Vorsicht bei Unterhaltszahlungen trotz Erwerbsobliegenheit des Unterhaltsberechtigten

Die Weiterzahlung von Betreuungsunterhalt an den geschiedenen Ehepartner trotz Beendigung der Betreuungsbedürftigkeit der gemeinsamen Kinder kann einen Vertrauenstatbestand schaffen, der zur Fortentrichtung der Unterhaltszahlungen verpflichtet (OLG Karlsruhe vom 21.12.2004 – 2 UF 103/04)!

Im zu entscheidenden Fall begehrte der Ehemann den Wegfall seiner Unterhaltsverpflichtung gegenüber der geschiedenen Ehefrau für die Zeit ab April 2000. Er zahlte den Ehegattenunterhalt bis einschließlich März 2000, obwohl die gemeinsamen Kinder bereits seit 1996 aufgrund ihres Alters nicht mehr betreuungsbedürftig waren und damit an sich eine Pflicht der geschiedenen Ehefrau zur Aufnahme einer vollschichtigen Tätigkeit einsetzte. Der Familiensenat hat der Klage des Ehemannes nur teilweise stattgegeben.

Zwar sei der Betreuungsunterhalt schon im Jahr 1996 wegen Beendigung der Betreuungsbedürftigkeit der Kinder entfallen. Da der Ehemann aber die Unterhaltszahlungen weiterhin entrichtet hat, habe er einen Vertrauenstatbestand geschaffen, der es ihm verwehre, sich auf einen Verstoß gegen die Erwerbsobliegenheit seiner geschiedenen Ehefrau zu berufen. Diese Erwerbsobliegenheit setze erst mit Einstellung der Zahlung im März 2000 ein. Ab diesem Zeitpunkt sei der geschiedenen Ehefrau allerdings eine Überlegungs- und Orientierungsphase und eine Zeit der Arbeitssuche zuzubilligen, die bis zu einem Jahr betragen könne. Unterhaltszahlungen könnten damit allenfalls erst nach Ablauf dieser Orientierungsphase eingestellt werden.
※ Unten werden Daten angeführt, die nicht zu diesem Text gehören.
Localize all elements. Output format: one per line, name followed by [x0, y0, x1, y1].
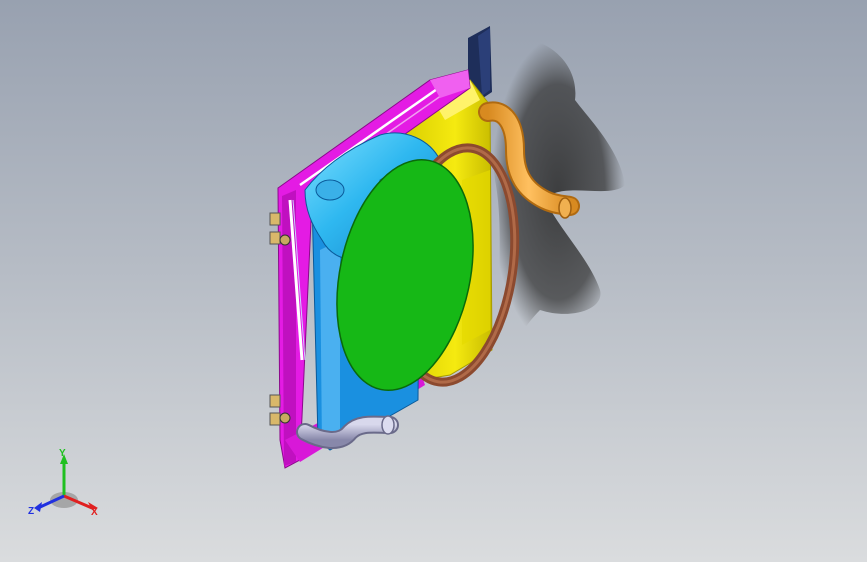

Unterhaltspflichtigen ist angesichts dieses Urteils dringend anzuraten, sich den Wegfall der Unterhaltspflicht im Kalender vorsorglich vorzumerken, damit nicht durch die Fortentrichtung des Unterhalts Vertrauenstatbestände geschaffen werden, die zu einer Verlängerung der Unterhaltspflicht führen.
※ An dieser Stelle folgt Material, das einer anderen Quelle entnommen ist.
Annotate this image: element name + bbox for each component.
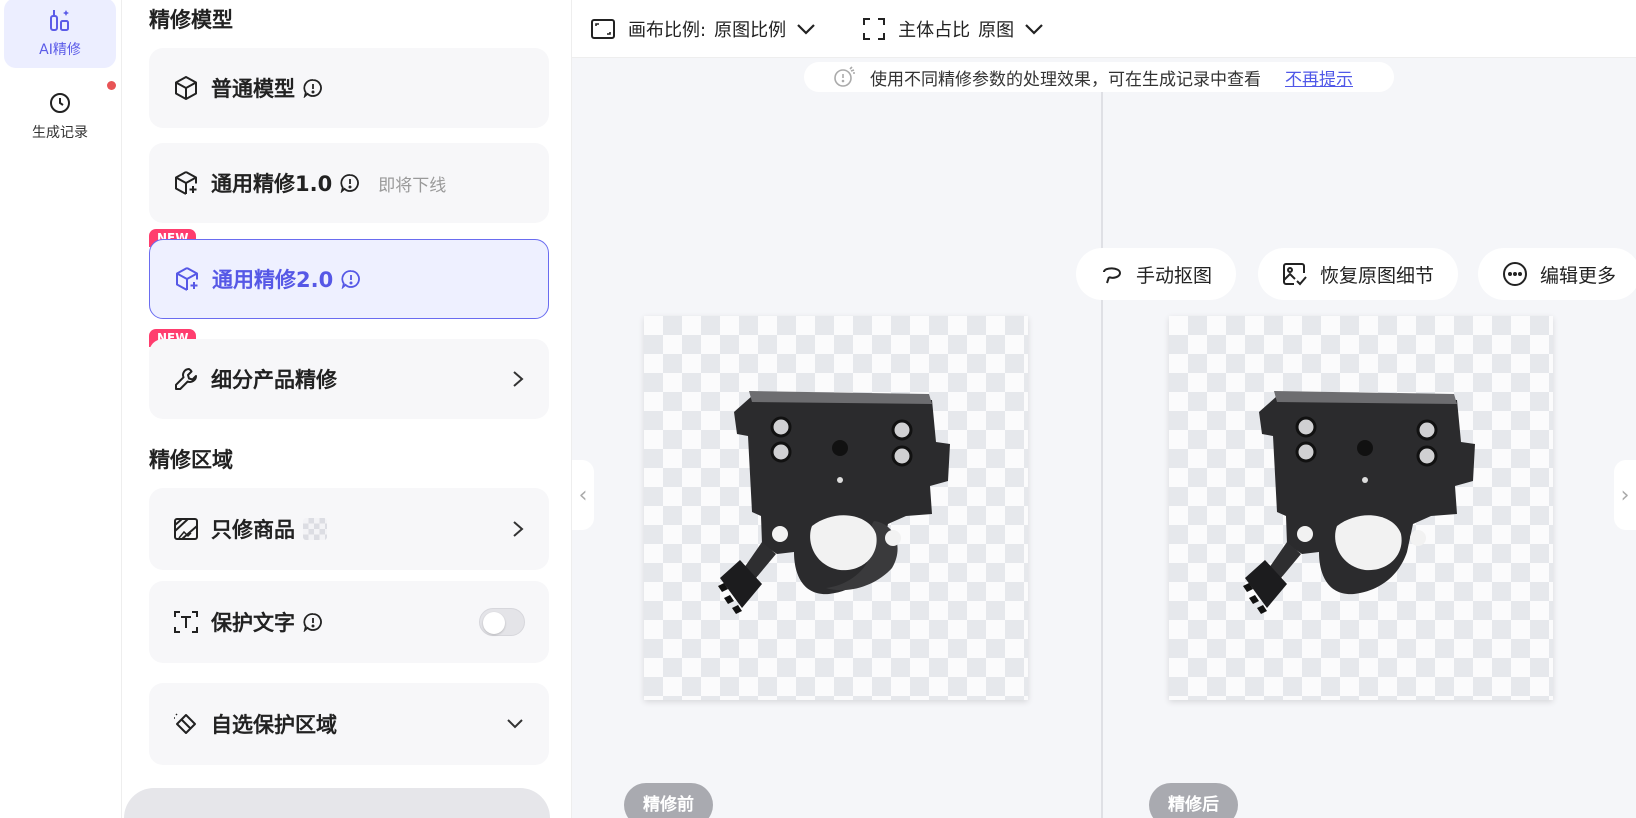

Ob und in welchem Umfang eine Erwerbsobliegenheit trotz Kindesbetreuung besteht, ist nach objektiven Kriterien zu beurteilen. Die in der Rechtspraxis angewandten Maßstäbe für die Erwerbsobliegenheit von geschiedenen Ehepartnern ergeben eine am Kindesalter orientierte Abstufung der Erwerbsobliegenheit. Der BGH hat bisher regelmäßig eine Erwerbsobliegenheit des betreuenden Elternteils verneint bei Betreuung eines Kindes im Alter von acht Jahren bzw. bis zum Beginn der dritten Grundschulklasse. Eine teilweise Erwerbsobliegenheit wird angenommen bei Betreuung eines Kindes im Alter von neun bis 15 Jahren, wobei nach den Umständen des Einzelfalles eine stundenweise bis halbtägige Erwerbstätigkeit verlangt wird. Ein Kind im Alter von ca. 15 bis 16 Jahren ermöglicht es in aller Regel dem betreuenden Elternteil, eine Vollzeitbeschäftigung aufzunehmen.

Wenn zwei oder mehrere Kinder zu betreuen sind, ist eine eigene Erwerbstätigkeit grundsätzlich nur in geringerem Maße zumutbar. Bei zwei schulpflichtigen Kindern im Alter von 11 und 15 Jahren scheidet eine Teilzeitbeschäftigung aber nicht von vornherein aus, vor allem, wenn die wirtschaftlichen Verhältnisse durch hohe ehebedingte Schulden beengt sind. Letztlich ist aber auch hier wieder eine Abwägung der Gesamtumstände vorzunehmen.

Sofern nicht eindeutig festgestellt werden kann, ob den Unterhaltsberechtigten eine Erwerbsobliegenheit trifft, sollte rechtlicher Rat eingeholt werden. Zu beachten ist, dass bereits bestehende Unterhaltstitel (Urteil, Vergleich) gegebenenfalls auf gerichtlichem Wege abgeändert werden müssen. Die Möglichkeit einer derartigen Abänderungsklage sollte auf jedem Fall durch einen fachkundigen Rechtsanwalt geprüft werden.